They left Somalia for Toronto, then their sons were killed in Canada. These west-end mothers say they’re now ‘not scared of anything’

The mothers of Mending a Crack in the Sky meet in a Weston Road classroom early on Nov. 30. MOE DOIRON / TORONTO STAR




By Wendy Gillis

The introductions are a formality meant for any newcomers to the weekly Saturday meeting, called to order before much of the city is awake. But, in truth, the women inside this Weston Road classroom already know each other intimately. They’re neighbours and friends who call each other “sister.” They know all too well why they’re here.

There’s Shamso Mohamoud, whose 18-year-old son was shot in the head near a Yorkdale Mall housing complex in 2008. There’s Shamso Elmi, whose 24-year-old son was killed in 2015 in Vancouver. There’s Ayan Ali Abddow, whose 17-year-old son was fatally stabbed outside an Etobicoke apartment in 2016.



There’s a mother whose son is recovering from a stabbing — “he’s alive, thank God,” she says — and a young woman whose brother was recently fatally shot, and yet another who had buried her nephew Irshad the day before.
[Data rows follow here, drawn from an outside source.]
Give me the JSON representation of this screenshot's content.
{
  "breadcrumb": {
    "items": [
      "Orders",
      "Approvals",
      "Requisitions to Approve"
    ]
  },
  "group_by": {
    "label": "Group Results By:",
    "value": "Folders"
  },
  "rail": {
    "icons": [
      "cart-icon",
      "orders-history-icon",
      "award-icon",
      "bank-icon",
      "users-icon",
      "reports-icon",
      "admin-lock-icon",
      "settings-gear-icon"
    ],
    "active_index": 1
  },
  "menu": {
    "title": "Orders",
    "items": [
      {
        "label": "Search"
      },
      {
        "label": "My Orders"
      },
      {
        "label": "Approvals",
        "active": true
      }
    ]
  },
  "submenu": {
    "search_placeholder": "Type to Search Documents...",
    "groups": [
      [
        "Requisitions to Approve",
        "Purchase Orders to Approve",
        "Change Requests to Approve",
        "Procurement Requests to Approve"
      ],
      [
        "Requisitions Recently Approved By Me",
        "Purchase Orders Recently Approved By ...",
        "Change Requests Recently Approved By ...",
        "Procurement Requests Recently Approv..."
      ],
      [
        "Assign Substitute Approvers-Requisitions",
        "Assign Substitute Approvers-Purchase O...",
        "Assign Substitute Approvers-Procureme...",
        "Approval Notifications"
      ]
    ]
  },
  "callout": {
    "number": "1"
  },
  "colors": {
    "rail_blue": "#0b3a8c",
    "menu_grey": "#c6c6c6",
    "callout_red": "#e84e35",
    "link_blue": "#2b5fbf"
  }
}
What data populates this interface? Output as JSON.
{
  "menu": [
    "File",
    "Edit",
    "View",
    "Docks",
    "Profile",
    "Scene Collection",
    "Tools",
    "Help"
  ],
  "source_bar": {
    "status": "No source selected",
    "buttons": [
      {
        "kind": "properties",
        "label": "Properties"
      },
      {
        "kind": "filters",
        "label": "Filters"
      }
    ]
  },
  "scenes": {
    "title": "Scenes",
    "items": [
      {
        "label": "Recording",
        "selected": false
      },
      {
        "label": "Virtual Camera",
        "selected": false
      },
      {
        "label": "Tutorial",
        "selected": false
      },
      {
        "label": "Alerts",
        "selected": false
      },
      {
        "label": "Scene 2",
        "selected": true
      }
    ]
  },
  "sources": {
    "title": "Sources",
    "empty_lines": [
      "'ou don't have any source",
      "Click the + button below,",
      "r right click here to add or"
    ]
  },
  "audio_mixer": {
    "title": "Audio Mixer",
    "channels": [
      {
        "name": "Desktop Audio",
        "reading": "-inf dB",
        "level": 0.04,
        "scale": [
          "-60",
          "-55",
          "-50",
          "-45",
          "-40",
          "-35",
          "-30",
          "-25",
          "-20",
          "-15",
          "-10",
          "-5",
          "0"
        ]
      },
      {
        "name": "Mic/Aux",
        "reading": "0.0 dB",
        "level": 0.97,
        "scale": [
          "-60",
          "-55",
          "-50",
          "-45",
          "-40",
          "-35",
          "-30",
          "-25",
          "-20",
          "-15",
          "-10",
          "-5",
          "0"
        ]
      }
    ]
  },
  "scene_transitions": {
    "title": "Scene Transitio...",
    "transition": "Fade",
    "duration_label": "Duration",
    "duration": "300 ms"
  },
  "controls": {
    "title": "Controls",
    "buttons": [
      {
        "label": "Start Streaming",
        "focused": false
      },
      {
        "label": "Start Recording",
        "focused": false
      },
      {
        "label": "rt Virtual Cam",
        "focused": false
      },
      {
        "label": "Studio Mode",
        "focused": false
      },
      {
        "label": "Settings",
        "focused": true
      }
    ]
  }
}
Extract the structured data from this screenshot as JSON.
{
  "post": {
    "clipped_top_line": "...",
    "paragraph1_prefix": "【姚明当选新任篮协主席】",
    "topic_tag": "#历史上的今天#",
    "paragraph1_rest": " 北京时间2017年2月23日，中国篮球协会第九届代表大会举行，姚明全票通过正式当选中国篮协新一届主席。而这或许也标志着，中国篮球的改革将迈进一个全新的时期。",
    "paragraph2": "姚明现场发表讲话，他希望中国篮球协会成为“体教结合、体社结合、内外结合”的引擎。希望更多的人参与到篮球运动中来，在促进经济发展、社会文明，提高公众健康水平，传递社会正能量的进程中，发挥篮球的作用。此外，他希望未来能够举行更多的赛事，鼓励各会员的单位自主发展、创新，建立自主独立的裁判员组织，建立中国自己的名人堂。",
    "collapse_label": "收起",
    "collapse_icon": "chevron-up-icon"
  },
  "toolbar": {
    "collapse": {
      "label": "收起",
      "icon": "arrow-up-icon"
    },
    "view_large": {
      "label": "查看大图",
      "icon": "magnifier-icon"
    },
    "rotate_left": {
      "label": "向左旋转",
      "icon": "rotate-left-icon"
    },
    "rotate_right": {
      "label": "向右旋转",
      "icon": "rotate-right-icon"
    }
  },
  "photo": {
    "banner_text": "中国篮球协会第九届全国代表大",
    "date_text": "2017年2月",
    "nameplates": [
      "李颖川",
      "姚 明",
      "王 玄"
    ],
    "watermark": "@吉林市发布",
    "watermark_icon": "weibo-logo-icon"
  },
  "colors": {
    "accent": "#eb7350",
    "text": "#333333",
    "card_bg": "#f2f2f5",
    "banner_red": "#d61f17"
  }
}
He was shot and left on the side of a Kitchener highway last month.“We are all nervous in the neighbourhoods that we live in — and if there is one problem with one family, it affects all of us,” says Halima Adan, a Jane and Finch-area mother who fears for her son’s safety.

Every woman here has been touched by the violence they say is crippling their community.